El HUCA se prepara para implantar el quinto corazón artificial

Jacobo Silva.
Jacobo Silva. / JORGE PETEIRO

«Los primeros pacientes en recibir el dispositivo son hombres entre 42 y 68 años y se adaptan bien», asegura el jefe del servicio de Cirugía Cardiaca

E. RODRÍGUEZ GIJÓN.

Ocurrió el 1 de marzo de 2017 y fue una operación sin precedentes en Asturias. Ese día, el HUCA implantaba con éxito el primer corazón artificial. Desde entonces, ha realizado la misma intervención tres veces más y ahora prepara a un quinto paciente. La operación tendrá lugar dentro de unas semanas y, al igual que los anteriores, el receptor va a ser un hombre, tal y como explicó ayer el jefe del servicio de Cirugía Cardiaca del HUCA, Jacobo Silva, tras intervenir en el programa 'La Lupa' de Canal 10.

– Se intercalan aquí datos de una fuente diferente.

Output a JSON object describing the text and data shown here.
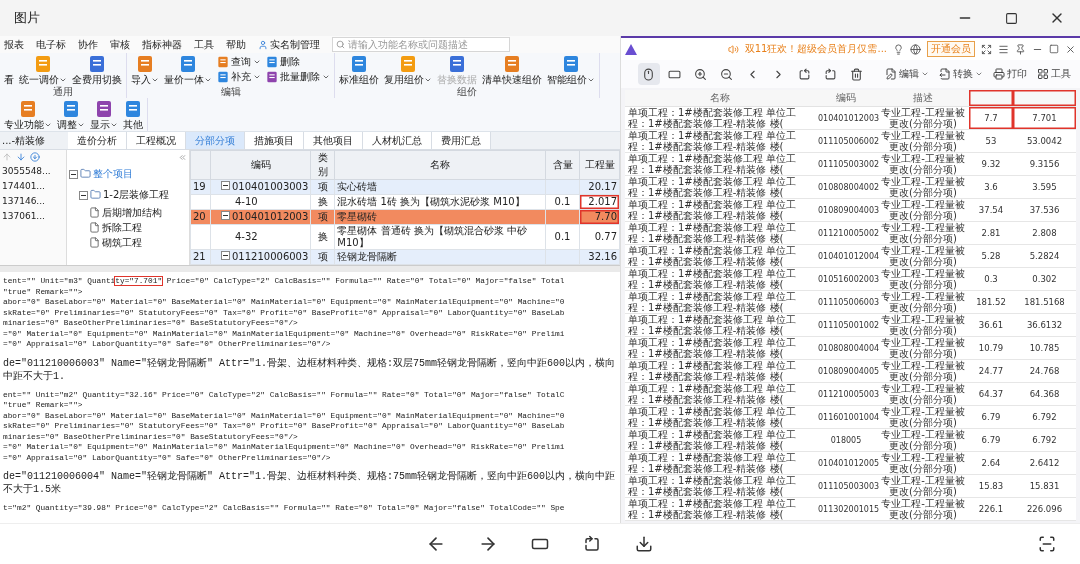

Hasta la fecha, han sido cuatro hombres de entre 42 y 68 años a los que se les implantó este dispositivo, una bomba de asistencia ventricular. Silva señaló que los pacientes «se adaptan bien y el efecto psicológico también es beneficioso, porque, aunque tienen algunas limitaciones -no pueden correr-, comprueban que duermen mejor y suben escaleras». Para esta quinta operación -cuyo paciente ya pasó por una cirugía cardiaca anterior-, vendrán profesionales de otros lugares para seguir la intervención. Es una técnica que Silva enseñará también en Latinoamérica.

El jefe del servicio considera que los corazones artificiales tienen «un futuro muy grande» en un momento en el que los donantes «son limitados» tras la reducción de los accidentes de tráfico y «hay que buscar alternativas». La gran limitación que aprecia es que «no se puede implantar en todos los pacientes y tienen que ser alimentados por un sistema de baterías». Explicó que un cable sale del propio enfermo y es conectado a una batería y a un sistema informático que lo controla. «Éste es el desafío que tenemos. Me consta que en un par de años puede haber avances en sistemas que eliminen ese cable. El problema es cargar esas baterías y los ingenieros a los que he consultado me dicen que existe la tecnología, a través de imanes, porque el sistema de inducción no es viable por el calor que genera y crearía quemaduras».

Silva -que trabajó en el Gregorio Marañón, el Clínico San Carlos y Ramón y Cajal de Madrid- llegó al HUCA el octubre de 2014, cuando había 400 enfermos aguardando por una cirugía y el primer paciente llevaba aguardando un año y medio por una intervención. Con la creación de la unidad de gestión clínica (en la que cirujanos, cardiólogos, médicos intensivistas, anestesistas, enfermeros y auxiliares tratan a los mismos pacientes, sin servicios estancos), han rebajado la lista de espera a 86 enfermos. La demora media está por debajo de los 30 días y «nadie espera más de tres meses. Es el área que más intervenciones de corazón hace del país. Al año realiza quince trasplantes.